Der belgische Radprofi Remco Evenepoel hat sich gestern feiern lassen. Dafür gab's gleich zwei Anlässe. Im September hat der 22-Jährige zwei große Siege eingefahren: Erst die Spanienrundfahrt und dann wurde er auch noch Straßenweltmeister. Für diese Erfolge machte ihn seine Heimatgemeinde Dilbeek zum Ehrenbürger. Im Anschluss ging's auf die Brüsseler Grand-Place, wo ihm tausende Fans zujubelten und wo dann eine große Party stieg. Weltmeister, Ehrenbürger und Stimmungsmacher, so fasst es denn auch Gazet van Antwerpen zusammen. "Remco ist der neue König der Belgier", schreibt sogar La Dernière Heure.
Daneben prangt auf den Titelseiten heute vor allem eine Zahl: 4,7 Milliarden. "Van der Straeten will 4,7 Milliarden Euro bei den Energieproduzenten abschöpfen", titelt Het Laatste Nieuws. "Eine Übergewinnsteuer in Höhe von 4,7 Milliarden Euro", präzisiert Le Soir; De Standaard spricht von einer "Krisenabgabe für den Energie- und Ölsektor". 4,7 Milliarden Euro, das wäre also der erhoffte Erlös in diesem und im kommenden Jahr zusammen. Den Löwenanteil macht eine Übergewinnsteuer für Stromhersteller aus.
Bröckelige Bausubstanz
Le Soir befasst sich in seinem Leitartikel mit den Folgen der Energiekrise für die Schulen. Die bekommen durch die hohen Energiepreise eine volle Breitseite, beklagt das Blatt sinngemäß. Die Bausubstanz in der Französischen Gemeinschaft ist hoffnungslos veraltet. Es zieht an allen Ecken und Enden. Für viele Schulen ist es schlichtweg unmöglich, ihren Energieverbrauch substanziell zu senken. Das ist umso unverständlicher, als der Klimawandel ja nicht erst seit gestern bekannt ist. Wie ist es möglich, dass vor dem Hintergrund der bekannten klimapolitischen Herausforderungen unsere Schulen in Sachen Dämmung immer noch einem Schweizer Käse gleichen? Die chronische Unterfinanzierung des Unterrichtswesens fordert jetzt ihren Tribut. Und angesichts des stetig wachsenden Schuldenbergs der Gemeinschaft ist da wohl leider auch keine Besserung in Sicht.
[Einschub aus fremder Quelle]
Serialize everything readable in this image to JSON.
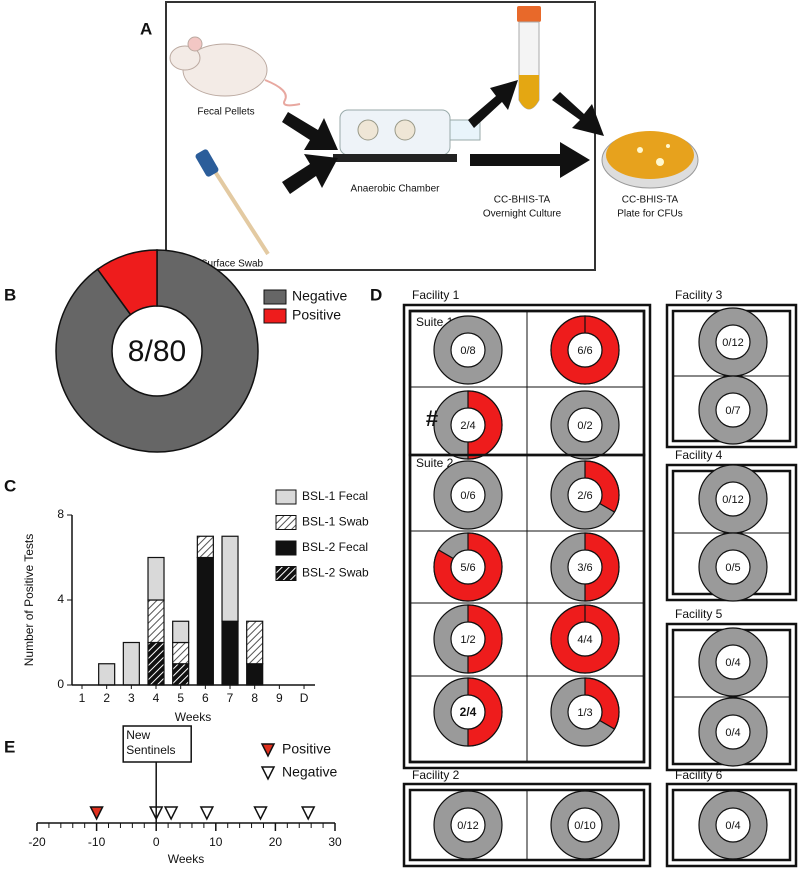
{
  "panel_labels": [
    "A",
    "B",
    "C",
    "D",
    "E"
  ],
  "panel_a": {
    "fecal": "Fecal Pellets",
    "swab": "Surface Swab",
    "chamber": "Anaerobic Chamber",
    "culture": [
      "CC-BHIS-TA",
      "Overnight Culture"
    ],
    "plate": [
      "CC-BHIS-TA",
      "Plate for CFUs"
    ]
  },
  "chart_data": [
    {
      "type": "donut",
      "categories": [
        "Negative",
        "Positive"
      ],
      "values": [
        72,
        8
      ],
      "colors": [
        "#666666",
        "#ee1c1c"
      ],
      "center_label": "8/80"
    },
    {
      "type": "stacked_bar",
      "ylabel": "Number of Positive Tests",
      "xlabel": "Weeks",
      "categories": [
        "1",
        "2",
        "3",
        "4",
        "5",
        "6",
        "7",
        "8",
        "9",
        "D"
      ],
      "series": [
        {
          "name": "BSL-1 Fecal",
          "color": "#d9d9d9",
          "values": [
            0,
            1,
            2,
            2,
            1,
            0,
            4,
            0,
            0,
            0
          ]
        },
        {
          "name": "BSL-1 Swab",
          "color": "#ffffff",
          "hatch": "#555555",
          "values": [
            0,
            0,
            0,
            2,
            1,
            1,
            0,
            2,
            0,
            0
          ]
        },
        {
          "name": "BSL-2 Fecal",
          "color": "#111111",
          "values": [
            0,
            0,
            0,
            0,
            0,
            6,
            3,
            1,
            0,
            0
          ]
        },
        {
          "name": "BSL-2 Swab",
          "color": "#111111",
          "hatch": "#ffffff",
          "values": [
            0,
            0,
            0,
            2,
            1,
            0,
            0,
            0,
            0,
            0
          ]
        }
      ],
      "ylim": [
        0,
        8
      ],
      "yticks": [
        0,
        4,
        8
      ]
    },
    {
      "type": "timeline",
      "xlabel": "Weeks",
      "annotation": [
        "New",
        "Sentinels"
      ],
      "annotation_x": 0,
      "series": [
        {
          "name": "Positive",
          "color": "#e0301e",
          "x": [
            -10
          ]
        },
        {
          "name": "Negative",
          "color": "#ffffff",
          "x": [
            0,
            2.5,
            8.5,
            17.5,
            25.5
          ]
        }
      ],
      "xlim": [
        -20,
        30
      ],
      "xticks": [
        -20,
        -10,
        0,
        10,
        20,
        30
      ]
    }
  ],
  "panel_d": {
    "facilities": [
      {
        "name": "Facility 1",
        "suites": [
          {
            "name": "Suite 1",
            "cells": [
              {
                "label": "0/8",
                "positive": 0,
                "total": 8
              },
              {
                "label": "6/6",
                "positive": 6,
                "total": 6
              },
              {
                "label": "2/4",
                "positive": 2,
                "total": 4,
                "note": "#"
              },
              {
                "label": "0/2",
                "positive": 0,
                "total": 2
              }
            ]
          },
          {
            "name": "Suite 2",
            "cells": [
              {
                "label": "0/6",
                "positive": 0,
                "total": 6
              },
              {
                "label": "2/6",
                "positive": 2,
                "total": 6
              },
              {
                "label": "5/6",
                "positive": 5,
                "total": 6
              },
              {
                "label": "3/6",
                "positive": 3,
                "total": 6
              },
              {
                "label": "1/2",
                "positive": 1,
                "total": 2
              },
              {
                "label": "4/4",
                "positive": 4,
                "total": 4
              },
              {
                "label": "2/4",
                "positive": 2,
                "total": 4,
                "bold": true
              },
              {
                "label": "1/3",
                "positive": 1,
                "total": 3
              }
            ]
          }
        ]
      },
      {
        "name": "Facility 2",
        "cells": [
          {
            "label": "0/12",
            "positive": 0,
            "total": 12
          },
          {
            "label": "0/10",
            "positive": 0,
            "total": 10
          }
        ]
      },
      {
        "name": "Facility 3",
        "cells": [
          {
            "label": "0/12",
            "positive": 0,
            "total": 12
          },
          {
            "label": "0/7",
            "positive": 0,
            "total": 7
          }
        ]
      },
      {
        "name": "Facility 4",
        "cells": [
          {
            "label": "0/12",
            "positive": 0,
            "total": 12
          },
          {
            "label": "0/5",
            "positive": 0,
            "total": 5
          }
        ]
      },
      {
        "name": "Facility 5",
        "cells": [
          {
            "label": "0/4",
            "positive": 0,
            "total": 4
          },
          {
            "label": "0/4",
            "positive": 0,
            "total": 4
          }
        ]
      },
      {
        "name": "Facility 6",
        "cells": [
          {
            "label": "0/4",
            "positive": 0,
            "total": 4
          }
        ]
      }
    ],
    "positive_color": "#ee1c1c",
    "negative_color": "#9a9a9a"
  }
}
Einige Zeitungen blicken auch heute wieder in die Ukraine. "Die ukrainische Armee kann die strategisch wichtige Stadt Lyman wiedererobern", bemerkt De Morgen auf seiner Titelseite. "Russland verliert in den frisch annektierten Gebieten gleich wieder eine wichtige Stadt", so formuliert es Het Nieuwsblad. Die russischen Truppen haben die strategisch wichtige Kleinstadt Lyman gestern geräumt; die ukrainischen Truppen haben jetzt wieder die Kontrolle.
Putins Lügen
Wieder eine schwere Niederlage für die russische Armee, stellt De Standaard in seinem Leitartikel fest. Putins Soldaten mussten sich einmal mehr Hals über Kopf zurückziehen und ließen dabei Unmengen an militärischem Material zurück. Hörbar wächst der Unmut. Vor allem bei den russischen Hardlinern. Erstaunlicherweise suchen die aber auch immer mehr den Fehler in den eigenen Reihen. Russische TV-Kommentatoren und Blogger stellen inzwischen sogar die richtigen kritischen Fragen. Leider zieht aber niemand die daraus resultierende Schlussfolgerung, nämlich dass der Angriff auf die Ukraine von Anfang an eine schlechte Idee war und dass man sich am besten aus dem Land zurückziehen sollte. Die Niederlage zuzugeben, ist aber offensichtlich keine Option. Stattdessen entscheiden sich Putin und seine getreuen Falken zunehmend für die Eskalation.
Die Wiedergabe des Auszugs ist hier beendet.